For AI, ensure your script handles GPU visibility (e.g., via CUDA_VISIBLE_DEVICES, but Slurm sets it automatically with –gres).

• Submit: sbatch train.slurm
• Monitor: squeue -j JOBID
• View logs: Check train_JOBID.out and .err files.

Use --gres=gpu:4 for 4 GPUs. In PyTorch, use torch.nn.DataParallel or DistributedDataParallel.

Example addition to script:

srun python train.py --num_gpus 4

(Use srun inside batch scripts for MPI-like launching.)

For large models:

• Request --nodes=2 --ntasks-per-node=1 --gres=gpu:4 (8 GPUs total).
• Use MPI or PyTorch DDP.
• Launch with srun --mpi=pmix python train.py (assuming MPI module loaded).

• Use modules: module load for software like CUDA, PyTorch.
• Containers: Slurm supports Singularity/Apptainer for Docker-like images. Example: srun singularity exec --nv myimage.sif python train.py (–nv for GPU).

• Mount shared storage (e.g., /scratch) for datasets.
• Use --chdir=/path/to/data to set working directory.

• Submit dependent jobs: sbatch --dependency=afterok:JOBID nextjob.slurm

Ideal for AI hyperparameter search.
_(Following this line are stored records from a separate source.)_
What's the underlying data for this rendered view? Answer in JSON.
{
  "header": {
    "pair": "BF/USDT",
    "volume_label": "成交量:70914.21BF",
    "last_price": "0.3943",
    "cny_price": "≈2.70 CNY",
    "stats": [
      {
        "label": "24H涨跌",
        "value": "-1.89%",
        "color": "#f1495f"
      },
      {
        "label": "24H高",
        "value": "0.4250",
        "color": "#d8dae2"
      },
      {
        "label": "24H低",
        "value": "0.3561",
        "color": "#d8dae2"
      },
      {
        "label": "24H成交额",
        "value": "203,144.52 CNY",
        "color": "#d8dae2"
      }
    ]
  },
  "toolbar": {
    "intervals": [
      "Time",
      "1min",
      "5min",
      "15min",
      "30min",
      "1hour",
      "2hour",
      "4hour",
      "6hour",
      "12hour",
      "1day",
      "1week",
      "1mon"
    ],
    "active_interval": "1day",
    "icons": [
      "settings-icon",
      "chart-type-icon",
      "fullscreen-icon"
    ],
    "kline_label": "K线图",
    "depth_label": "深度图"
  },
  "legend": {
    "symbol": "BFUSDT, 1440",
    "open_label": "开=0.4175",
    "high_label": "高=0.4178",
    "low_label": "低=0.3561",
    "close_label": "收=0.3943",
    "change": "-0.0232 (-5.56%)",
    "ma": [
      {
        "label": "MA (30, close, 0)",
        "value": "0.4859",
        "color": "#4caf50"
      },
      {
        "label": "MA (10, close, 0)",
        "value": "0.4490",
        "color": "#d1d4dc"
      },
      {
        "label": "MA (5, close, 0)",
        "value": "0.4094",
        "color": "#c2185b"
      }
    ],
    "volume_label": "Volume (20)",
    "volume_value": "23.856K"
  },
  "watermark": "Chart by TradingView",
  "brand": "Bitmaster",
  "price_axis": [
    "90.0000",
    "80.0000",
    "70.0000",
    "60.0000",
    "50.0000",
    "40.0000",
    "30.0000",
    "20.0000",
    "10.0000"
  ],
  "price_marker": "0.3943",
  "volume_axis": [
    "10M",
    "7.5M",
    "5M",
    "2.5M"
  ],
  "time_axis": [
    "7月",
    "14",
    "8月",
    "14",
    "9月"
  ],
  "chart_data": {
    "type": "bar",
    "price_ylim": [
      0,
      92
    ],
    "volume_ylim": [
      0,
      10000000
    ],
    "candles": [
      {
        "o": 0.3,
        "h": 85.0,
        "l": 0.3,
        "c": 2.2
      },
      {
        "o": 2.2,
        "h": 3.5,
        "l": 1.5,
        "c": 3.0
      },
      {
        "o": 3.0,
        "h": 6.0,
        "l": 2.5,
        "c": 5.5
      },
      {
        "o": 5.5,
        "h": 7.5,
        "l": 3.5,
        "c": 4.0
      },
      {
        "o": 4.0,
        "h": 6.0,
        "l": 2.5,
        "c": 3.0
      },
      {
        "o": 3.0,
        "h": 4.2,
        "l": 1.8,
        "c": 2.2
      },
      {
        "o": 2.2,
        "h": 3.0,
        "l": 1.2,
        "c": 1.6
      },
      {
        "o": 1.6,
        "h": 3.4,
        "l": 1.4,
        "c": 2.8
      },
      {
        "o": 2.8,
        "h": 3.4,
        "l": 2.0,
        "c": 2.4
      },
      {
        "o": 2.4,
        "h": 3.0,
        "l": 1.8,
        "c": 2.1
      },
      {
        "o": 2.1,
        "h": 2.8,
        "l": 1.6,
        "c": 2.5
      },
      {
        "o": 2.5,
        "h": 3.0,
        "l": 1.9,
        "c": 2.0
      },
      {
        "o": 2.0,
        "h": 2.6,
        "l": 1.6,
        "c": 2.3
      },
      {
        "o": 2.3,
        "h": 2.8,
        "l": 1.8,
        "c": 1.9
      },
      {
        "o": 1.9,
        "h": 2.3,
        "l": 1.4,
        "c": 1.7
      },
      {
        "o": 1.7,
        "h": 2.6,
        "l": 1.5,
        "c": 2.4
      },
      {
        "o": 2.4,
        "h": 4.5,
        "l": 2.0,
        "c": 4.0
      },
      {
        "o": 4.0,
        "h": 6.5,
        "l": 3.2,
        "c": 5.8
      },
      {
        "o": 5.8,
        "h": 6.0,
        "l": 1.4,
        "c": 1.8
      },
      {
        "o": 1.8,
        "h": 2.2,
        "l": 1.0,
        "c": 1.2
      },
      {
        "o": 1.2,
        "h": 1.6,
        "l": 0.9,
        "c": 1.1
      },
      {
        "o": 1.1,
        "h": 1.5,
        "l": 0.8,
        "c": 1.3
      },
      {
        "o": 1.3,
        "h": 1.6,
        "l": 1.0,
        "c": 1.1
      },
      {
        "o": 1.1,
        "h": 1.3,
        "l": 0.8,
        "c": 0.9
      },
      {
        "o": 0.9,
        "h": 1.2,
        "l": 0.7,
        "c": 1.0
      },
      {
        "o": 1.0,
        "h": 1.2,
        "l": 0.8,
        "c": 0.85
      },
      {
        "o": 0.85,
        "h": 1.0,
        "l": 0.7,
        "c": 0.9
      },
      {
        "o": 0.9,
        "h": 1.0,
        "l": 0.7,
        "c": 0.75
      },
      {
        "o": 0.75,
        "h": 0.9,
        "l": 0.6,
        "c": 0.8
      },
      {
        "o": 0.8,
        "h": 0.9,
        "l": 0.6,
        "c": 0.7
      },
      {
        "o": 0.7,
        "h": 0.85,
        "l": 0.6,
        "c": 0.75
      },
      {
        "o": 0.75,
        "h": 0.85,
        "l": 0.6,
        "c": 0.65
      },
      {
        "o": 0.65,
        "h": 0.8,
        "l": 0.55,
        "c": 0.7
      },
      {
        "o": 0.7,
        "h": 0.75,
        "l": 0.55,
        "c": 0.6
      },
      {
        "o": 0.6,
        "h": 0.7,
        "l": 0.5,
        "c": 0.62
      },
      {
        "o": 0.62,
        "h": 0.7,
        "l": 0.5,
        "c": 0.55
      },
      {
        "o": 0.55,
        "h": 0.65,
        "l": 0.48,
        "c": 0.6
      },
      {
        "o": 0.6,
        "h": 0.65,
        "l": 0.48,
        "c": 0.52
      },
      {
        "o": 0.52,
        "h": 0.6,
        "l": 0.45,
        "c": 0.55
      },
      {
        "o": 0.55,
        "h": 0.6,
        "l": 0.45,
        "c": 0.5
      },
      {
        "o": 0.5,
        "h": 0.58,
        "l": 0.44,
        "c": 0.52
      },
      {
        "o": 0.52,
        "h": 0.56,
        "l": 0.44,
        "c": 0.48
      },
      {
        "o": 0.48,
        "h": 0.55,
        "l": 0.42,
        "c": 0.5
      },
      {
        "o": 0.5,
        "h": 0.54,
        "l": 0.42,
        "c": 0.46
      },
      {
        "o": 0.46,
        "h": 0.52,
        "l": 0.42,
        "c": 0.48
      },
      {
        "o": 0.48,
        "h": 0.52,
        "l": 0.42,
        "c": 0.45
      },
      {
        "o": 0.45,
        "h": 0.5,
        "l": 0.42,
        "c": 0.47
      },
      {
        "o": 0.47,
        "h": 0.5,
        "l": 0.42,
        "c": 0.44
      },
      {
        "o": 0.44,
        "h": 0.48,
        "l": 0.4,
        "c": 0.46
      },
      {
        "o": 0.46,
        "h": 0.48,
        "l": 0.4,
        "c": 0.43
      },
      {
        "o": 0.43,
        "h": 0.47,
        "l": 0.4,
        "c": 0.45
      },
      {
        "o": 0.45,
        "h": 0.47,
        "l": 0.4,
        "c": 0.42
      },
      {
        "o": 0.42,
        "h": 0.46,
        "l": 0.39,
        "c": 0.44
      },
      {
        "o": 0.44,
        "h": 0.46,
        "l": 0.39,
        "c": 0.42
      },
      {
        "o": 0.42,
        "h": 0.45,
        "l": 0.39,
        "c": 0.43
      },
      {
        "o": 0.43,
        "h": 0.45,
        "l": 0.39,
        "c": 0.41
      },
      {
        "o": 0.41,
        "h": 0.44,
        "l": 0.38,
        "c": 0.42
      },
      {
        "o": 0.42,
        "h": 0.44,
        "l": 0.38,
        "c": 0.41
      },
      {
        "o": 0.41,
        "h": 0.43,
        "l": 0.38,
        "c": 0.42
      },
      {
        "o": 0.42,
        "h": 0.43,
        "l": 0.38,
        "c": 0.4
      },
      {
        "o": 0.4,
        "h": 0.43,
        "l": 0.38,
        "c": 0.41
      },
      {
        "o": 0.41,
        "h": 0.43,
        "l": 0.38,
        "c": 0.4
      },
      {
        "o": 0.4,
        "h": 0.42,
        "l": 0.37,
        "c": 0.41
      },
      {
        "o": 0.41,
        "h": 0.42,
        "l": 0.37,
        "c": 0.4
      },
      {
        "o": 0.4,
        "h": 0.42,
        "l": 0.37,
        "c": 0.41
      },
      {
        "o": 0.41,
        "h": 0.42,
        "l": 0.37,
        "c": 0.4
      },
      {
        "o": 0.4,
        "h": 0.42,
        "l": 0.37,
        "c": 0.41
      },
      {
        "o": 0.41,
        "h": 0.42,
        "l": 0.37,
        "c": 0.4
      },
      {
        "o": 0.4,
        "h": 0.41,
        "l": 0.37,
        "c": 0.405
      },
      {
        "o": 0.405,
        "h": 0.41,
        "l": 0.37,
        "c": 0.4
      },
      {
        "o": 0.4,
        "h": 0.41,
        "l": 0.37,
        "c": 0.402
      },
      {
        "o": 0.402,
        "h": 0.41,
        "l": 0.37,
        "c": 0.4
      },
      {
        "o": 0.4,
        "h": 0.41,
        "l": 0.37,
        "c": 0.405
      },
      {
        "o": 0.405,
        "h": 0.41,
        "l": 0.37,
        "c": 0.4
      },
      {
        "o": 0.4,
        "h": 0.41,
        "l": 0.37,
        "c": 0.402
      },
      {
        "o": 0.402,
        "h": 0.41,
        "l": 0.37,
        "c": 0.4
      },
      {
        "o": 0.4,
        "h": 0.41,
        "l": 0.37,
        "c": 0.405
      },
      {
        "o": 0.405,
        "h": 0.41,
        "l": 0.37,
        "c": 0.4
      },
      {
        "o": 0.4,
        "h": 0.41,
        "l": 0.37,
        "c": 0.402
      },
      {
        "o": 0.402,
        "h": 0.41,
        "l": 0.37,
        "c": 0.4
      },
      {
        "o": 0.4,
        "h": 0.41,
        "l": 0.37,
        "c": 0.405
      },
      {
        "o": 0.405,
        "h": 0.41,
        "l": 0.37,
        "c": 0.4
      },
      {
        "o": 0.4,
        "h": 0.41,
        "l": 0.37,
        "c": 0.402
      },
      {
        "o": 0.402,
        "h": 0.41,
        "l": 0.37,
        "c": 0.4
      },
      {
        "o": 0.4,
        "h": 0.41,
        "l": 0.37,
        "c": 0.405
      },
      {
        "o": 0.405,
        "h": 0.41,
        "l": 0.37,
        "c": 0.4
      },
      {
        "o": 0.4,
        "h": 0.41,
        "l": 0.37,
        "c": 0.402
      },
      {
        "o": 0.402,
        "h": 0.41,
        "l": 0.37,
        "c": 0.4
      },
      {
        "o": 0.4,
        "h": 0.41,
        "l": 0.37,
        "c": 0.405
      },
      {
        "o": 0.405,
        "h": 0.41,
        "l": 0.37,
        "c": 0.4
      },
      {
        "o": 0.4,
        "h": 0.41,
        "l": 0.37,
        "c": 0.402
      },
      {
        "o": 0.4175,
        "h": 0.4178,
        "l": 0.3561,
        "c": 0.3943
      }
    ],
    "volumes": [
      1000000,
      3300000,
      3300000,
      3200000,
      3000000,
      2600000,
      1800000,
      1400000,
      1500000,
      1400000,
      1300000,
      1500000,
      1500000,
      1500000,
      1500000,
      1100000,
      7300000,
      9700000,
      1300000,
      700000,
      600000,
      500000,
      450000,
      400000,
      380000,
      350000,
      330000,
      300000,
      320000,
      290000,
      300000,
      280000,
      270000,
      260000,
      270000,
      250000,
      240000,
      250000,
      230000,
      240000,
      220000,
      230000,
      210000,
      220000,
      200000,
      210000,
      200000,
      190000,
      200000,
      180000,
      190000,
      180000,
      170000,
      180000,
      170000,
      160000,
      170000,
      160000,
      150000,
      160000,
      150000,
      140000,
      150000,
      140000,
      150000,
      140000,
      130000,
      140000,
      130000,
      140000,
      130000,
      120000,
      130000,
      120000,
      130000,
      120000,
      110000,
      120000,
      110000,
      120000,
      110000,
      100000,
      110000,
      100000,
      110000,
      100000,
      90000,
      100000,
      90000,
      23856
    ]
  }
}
Example script:

#SBATCH --array=0-9
PARAMS=(0.001 0.01 0.1 ...)  # Array of learning rates
python train.py --lr ${PARAMS[$SLURM_ARRAY_TASK_ID]}

• Check with sacctmgr or admin for QoS.
• Fairshare: Jobs from heavy users may have lower priority.

For reproducible AI environments:

• Build a Singularity image from Docker: singularity build myimage.sif docker://pytorch/pytorch
• Run: sbatch with singularity exec --nv.